Hadj, chasse gardée de l'Etat
Malgré l'importance de la manne, le business reste très éparpillé vu le nombre d'agences (on en compte 140 rien qu'à Casablanca). Un éclatement du marché qui apparaît clairement durant la saison du Hadj. Pour ce marché de 30 000 pèlerins, le ministère du Tourisme fixe des quotas aux agences de voyages. “L'attribution du quota dépend en principe des classements des agences lors de l'appel d'offres, mais le népotisme finit toujours par l'emporter, confie ce voyagiste. Sinon comment expliquer que l'agence classée première se retrouve avec un quota moins important que celle classée 10ème. L'année dernière en plus, tous les patrons des associations régionales ont eu une part de 100 personnes comme si c'était un forfait”. Mais si les quotas sont si dérisoires, c'est que l'Etat (à travers le ministère du Tourisme et celui des Affaires islamiques) ont la mainmise sur l'opération Hadj.

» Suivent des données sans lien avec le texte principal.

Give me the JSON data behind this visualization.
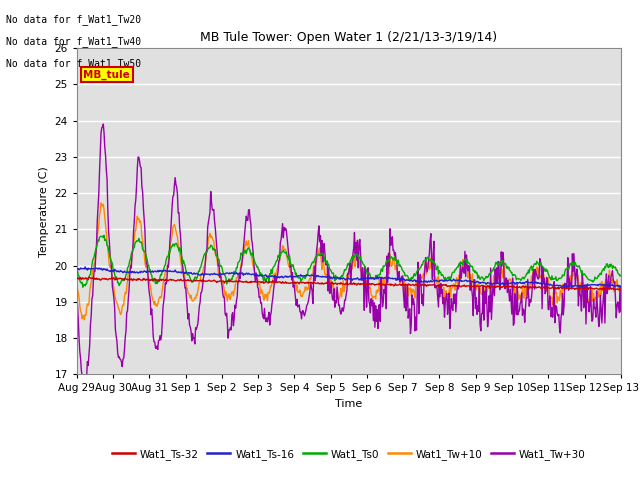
{
  "title": "MB Tule Tower: Open Water 1 (2/21/13-3/19/14)",
  "ylabel": "Temperature (C)",
  "xlabel": "Time",
  "ylim": [
    17.0,
    26.0
  ],
  "yticks": [
    17.0,
    18.0,
    19.0,
    20.0,
    21.0,
    22.0,
    23.0,
    24.0,
    25.0,
    26.0
  ],
  "bg_color": "#e0e0e0",
  "legend_labels": [
    "Wat1_Ts-32",
    "Wat1_Ts-16",
    "Wat1_Ts0",
    "Wat1_Tw+10",
    "Wat1_Tw+30"
  ],
  "legend_colors": [
    "#cc0000",
    "#2222cc",
    "#00aa00",
    "#ff8800",
    "#9900aa"
  ],
  "annotation_lines": [
    "No data for f_Wat1_Tw20",
    "No data for f_Wat1_Tw40",
    "No data for f_Wat1_Tw50"
  ],
  "mb_tule_label": "MB_tule",
  "x_tick_labels": [
    "Aug 29",
    "Aug 30",
    "Aug 31",
    "Sep 1",
    "Sep 2",
    "Sep 3",
    "Sep 4",
    "Sep 5",
    "Sep 6",
    "Sep 7",
    "Sep 8",
    "Sep 9",
    "Sep 10",
    "Sep 11",
    "Sep 12",
    "Sep 13"
  ],
  "line_colors": {
    "ts32": "#cc0000",
    "ts16": "#2222cc",
    "ts0": "#00aa00",
    "tw10": "#ff8800",
    "tw30": "#9900aa"
  },
  "figsize": [
    6.4,
    4.8
  ],
  "dpi": 100
}
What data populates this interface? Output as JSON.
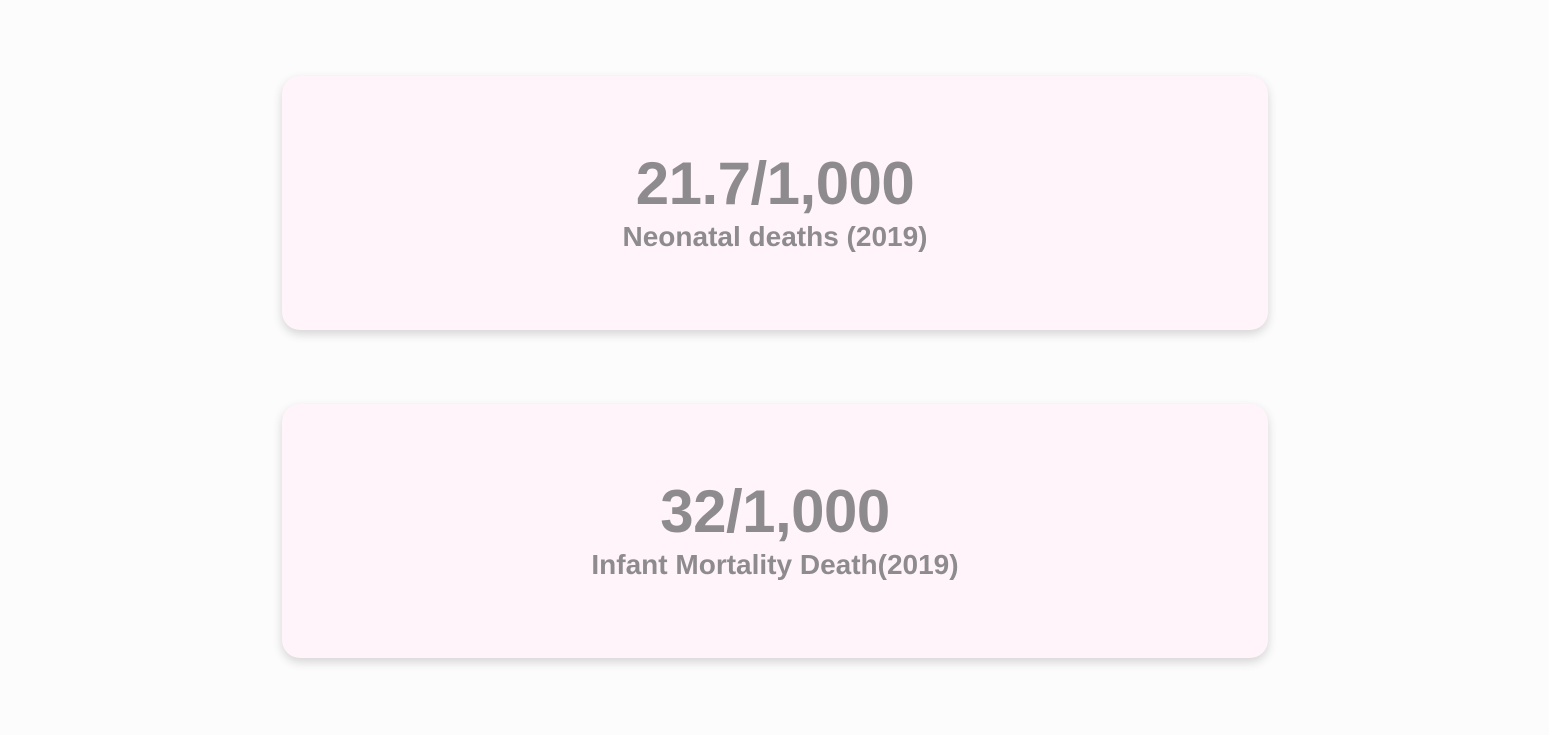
{
  "stats": [
    {
      "value": "21.7/1,000",
      "label": "Neonatal deaths (2019)"
    },
    {
      "value": "32/1,000",
      "label": "Infant Mortality Death(2019)"
    }
  ],
  "colors": {
    "page_background": "#fcfcfc",
    "card_background": "#fff4fa",
    "text": "#8e8b8e"
  }
}
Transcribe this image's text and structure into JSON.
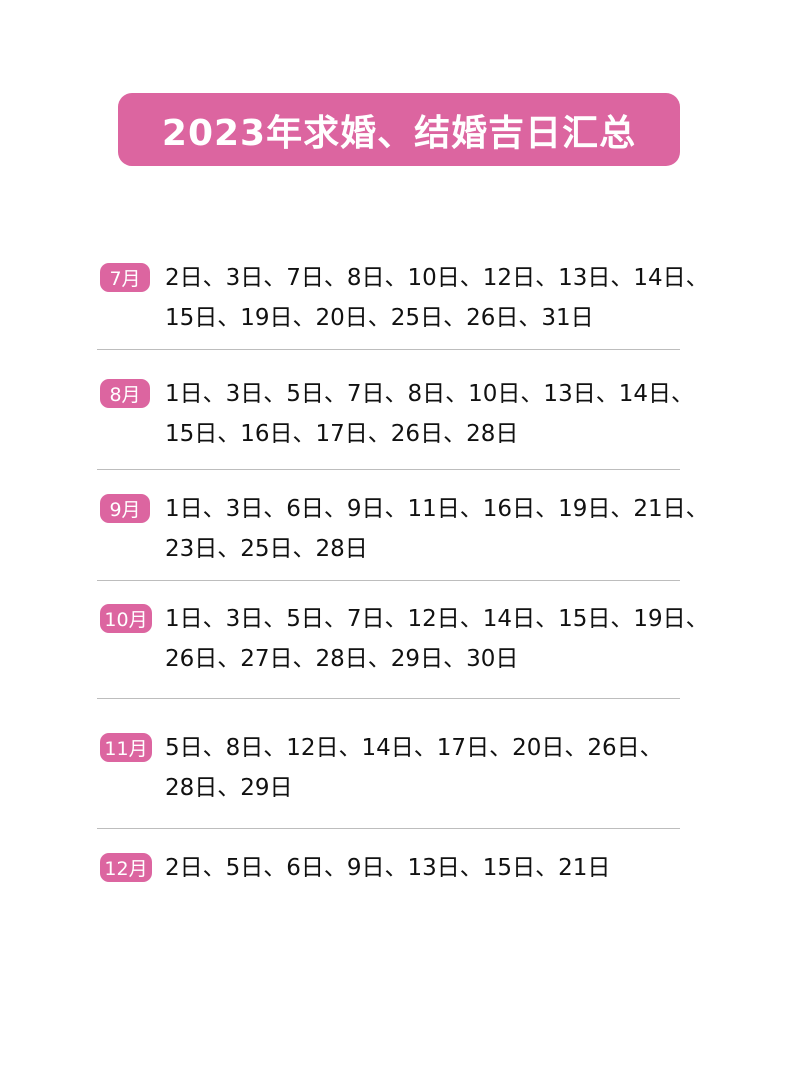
{
  "title": "2023年求婚、结婚吉日汇总",
  "accent_color": "#dc65a0",
  "months": [
    {
      "label": "7月",
      "lines": [
        "2日、3日、7日、8日、10日、12日、13日、14日、",
        "15日、19日、20日、25日、26日、31日"
      ]
    },
    {
      "label": "8月",
      "lines": [
        "1日、3日、5日、7日、8日、10日、13日、14日、",
        "15日、16日、17日、26日、28日"
      ]
    },
    {
      "label": "9月",
      "lines": [
        "1日、3日、6日、9日、11日、16日、19日、21日、",
        "23日、25日、28日"
      ]
    },
    {
      "label": "10月",
      "lines": [
        "1日、3日、5日、7日、12日、14日、15日、19日、",
        "26日、27日、28日、29日、30日"
      ]
    },
    {
      "label": "11月",
      "lines": [
        "5日、8日、12日、14日、17日、20日、26日、",
        "28日、29日"
      ]
    },
    {
      "label": "12月",
      "lines": [
        "2日、5日、6日、9日、13日、15日、21日"
      ]
    }
  ]
}
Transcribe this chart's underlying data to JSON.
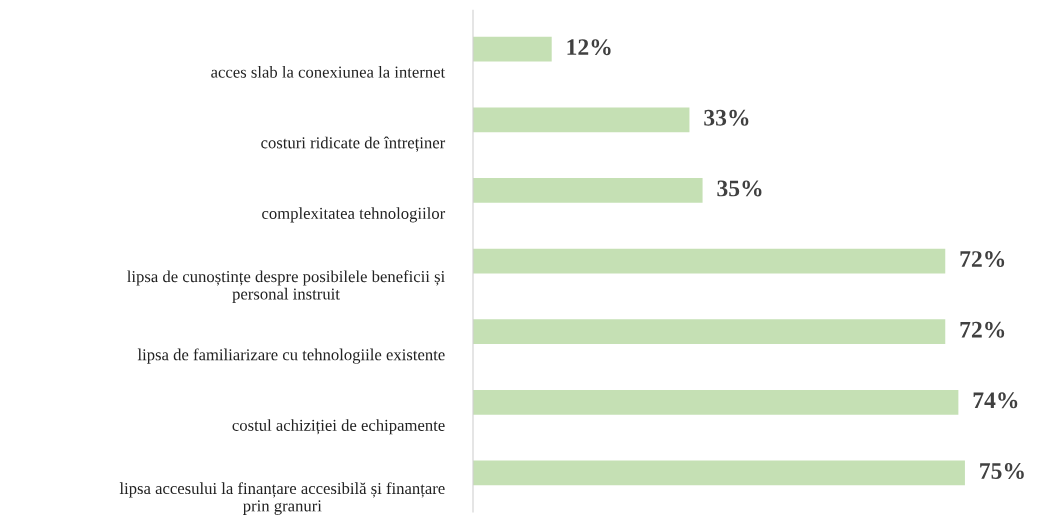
{
  "chart_data": {
    "type": "bar",
    "orientation": "horizontal",
    "categories": [
      "acces slab la conexiunea la internet",
      "costuri ridicate de întreținer",
      "complexitatea tehnologiilor",
      "lipsa de cunoștințe despre posibilele beneficii și\npersonal instruit",
      "lipsa de familiarizare cu tehnologiile existente",
      "costul achiziției de echipamente",
      "lipsa accesului la finanțare accesibilă și finanțare\nprin granuri"
    ],
    "values": [
      12,
      33,
      35,
      72,
      72,
      74,
      75
    ],
    "value_labels": [
      "12%",
      "33%",
      "35%",
      "72%",
      "72%",
      "74%",
      "75%"
    ],
    "color": "#c5e0b4",
    "grid": false,
    "legend": false
  }
}
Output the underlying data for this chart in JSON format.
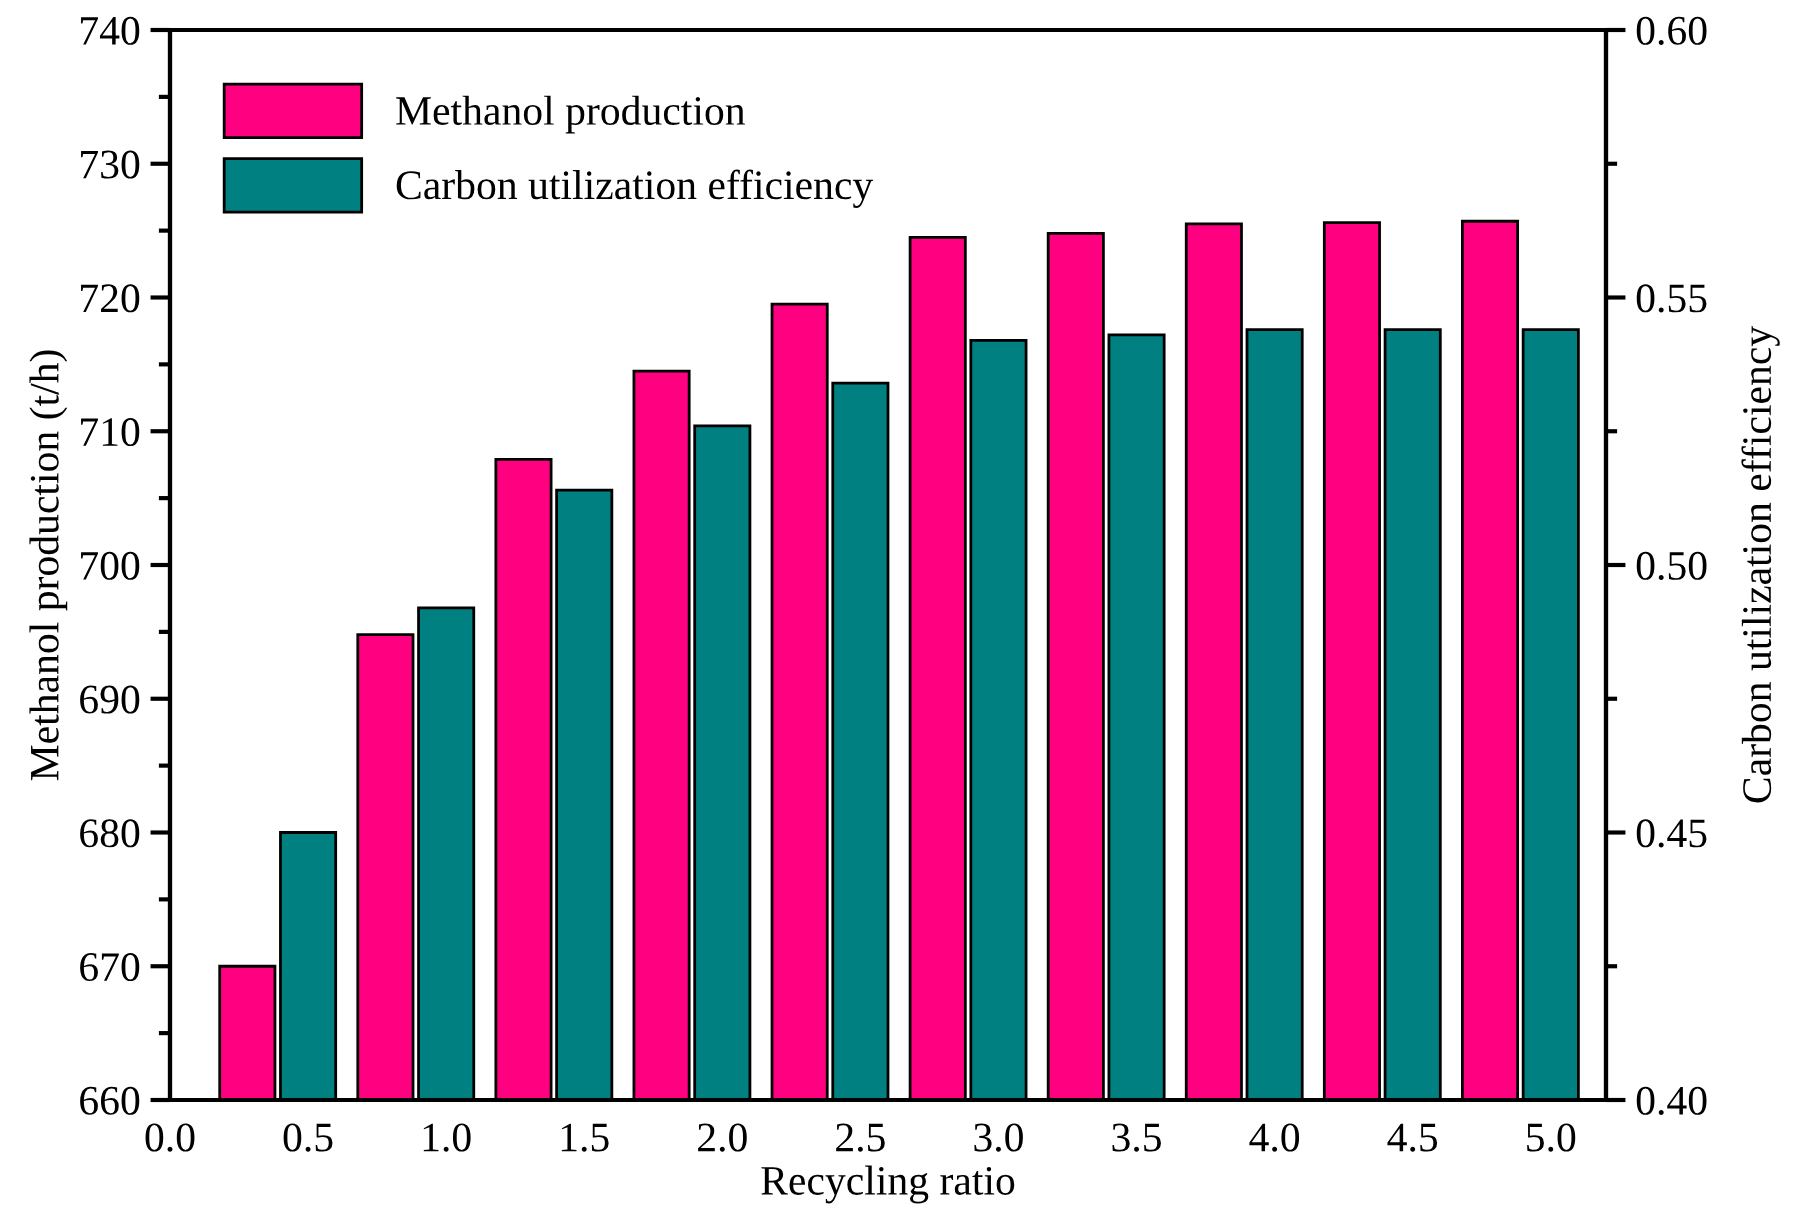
{
  "chart_data": {
    "type": "bar",
    "xlabel": "Recycling ratio",
    "ylabel": "Methanol production (t/h)",
    "y2label": "Carbon utilization efficiency",
    "x": [
      0.5,
      1.0,
      1.5,
      2.0,
      2.5,
      3.0,
      3.5,
      4.0,
      4.5,
      5.0
    ],
    "xlim": [
      0,
      5.2
    ],
    "xticks": [
      {
        "value": 0,
        "label": "0.0"
      },
      0.5,
      {
        "value": 1,
        "label": "1.0"
      },
      1.5,
      {
        "value": 2,
        "label": "2.0"
      },
      2.5,
      {
        "value": 3,
        "label": "3.0"
      },
      3.5,
      {
        "value": 4,
        "label": "4.0"
      },
      4.5,
      {
        "value": 5,
        "label": "5.0"
      }
    ],
    "ylim": [
      660,
      740
    ],
    "yticks": [
      660,
      670,
      680,
      690,
      700,
      710,
      720,
      730,
      740
    ],
    "y2lim": [
      0.4,
      0.6
    ],
    "y2ticks": [
      {
        "value": 0.4,
        "label": "0.40"
      },
      0.45,
      {
        "value": 0.5,
        "label": "0.50"
      },
      0.55,
      {
        "value": 0.6,
        "label": "0.60"
      }
    ],
    "series": [
      {
        "name": "Methanol production",
        "color": "#ff0080",
        "values": [
          670.0,
          694.8,
          707.9,
          714.5,
          719.5,
          724.5,
          724.8,
          725.5,
          725.6,
          725.7
        ]
      },
      {
        "name": "Carbon utilization efficiency",
        "color": "#008080",
        "axis": "y2",
        "values": [
          0.45,
          0.492,
          0.514,
          0.526,
          0.534,
          0.542,
          0.543,
          0.544,
          0.544,
          0.544
        ]
      }
    ],
    "legend": "top left",
    "grid": false
  }
}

Les deux tiers des pèlerins passent toujours par les guichets de la Mouqataâ pour décrocher leurs tickets vers les lieux saints. Et pour expliquer cette restriction, les responsables gouvernementaux sortent un argument implacable : le manque d'organisation des agences de voyages. “Il n'y a pas une année qui passe sans qu'un voyagiste peu scrupuleux sorte du lot pour ramasser le pactole et disparaître dans la nature”, avouent plusieurs responsables d'agence de voyages. Pour pallier ce risque, la Fédération nationale des agences de voyages vient récemment de créer un fonds de garantie. Doté de 2 millions de dirhams, celui-ci devra être opérationnel dès la prochaine saison du Hadj. Les voyagistes comptent d'ailleurs sur cette mesure pour convaincre les autorités d'externaliser l'opération pèlerinage. “Si on nous laisse faire, nous pouvons proposer des formules plus compétitives que celles de l'Etat, commercialisées entre 20 et 25 000 DH. Mais aujourd'hui avec notre quota limité à 95 personnes, nous préférons rester sélectifs en nous positionnant sur des produits plutôt haut de gamme”, explique Rouissi.

Visa “Moujamala”
Et pour cause, les voyages religieux ont beau être un business rentable, c'est aussi un véritable casse-tête en terme d'organisation. Il est impossible pour une agence marocaine d'intervenir en Arabie Saoudite sans passer par un tour opérateur local. “ça n'a rien à voir avec la clarté et l'efficacité des Européens. Avec les Saoudiens, les mauvaises surprises constituent notre lot quotidien”, explique ce professionnel. Même la formalité d'octroi de visas est devenue nettement plus complexe. L'onde de choc sécuritaire, après le 11 septembre, n'a pas épargné la première destination des musulmans. Désormais, le ministère du Hadj saoudien suit lui-même l'octroi des visas Omra ou Hadj. L'ambassade d'Arabie Saoudite au Maroc est réduite au simple rôle de caisse enregistreuse. “Des personnes peuvent avoir leur visa en quatre jours, d'autres en quinze. Evidemment cela crée des perturbations pour l'organisation du voyage”, explique ce patron d'agence. Néanmoins, il y a toujours des moyens pour éviter cette pénible procédure. Nombre de Marocains obtiennent un visa d'affaires - qui en principe ne permet l'accès ni à la Mecque ni à Médine - avant de tenter de se faufiler entre les barrages douaniers. Les plus nantis, comme Madame Safrioui, vont encore plus loin. Eux, ils décrochent un visa Moujamala (de complaisance), un sésame qui ouvre toutes les frontières saoudiennes. Même dans la demeure du prophète, les VIP gardent certains privilèges.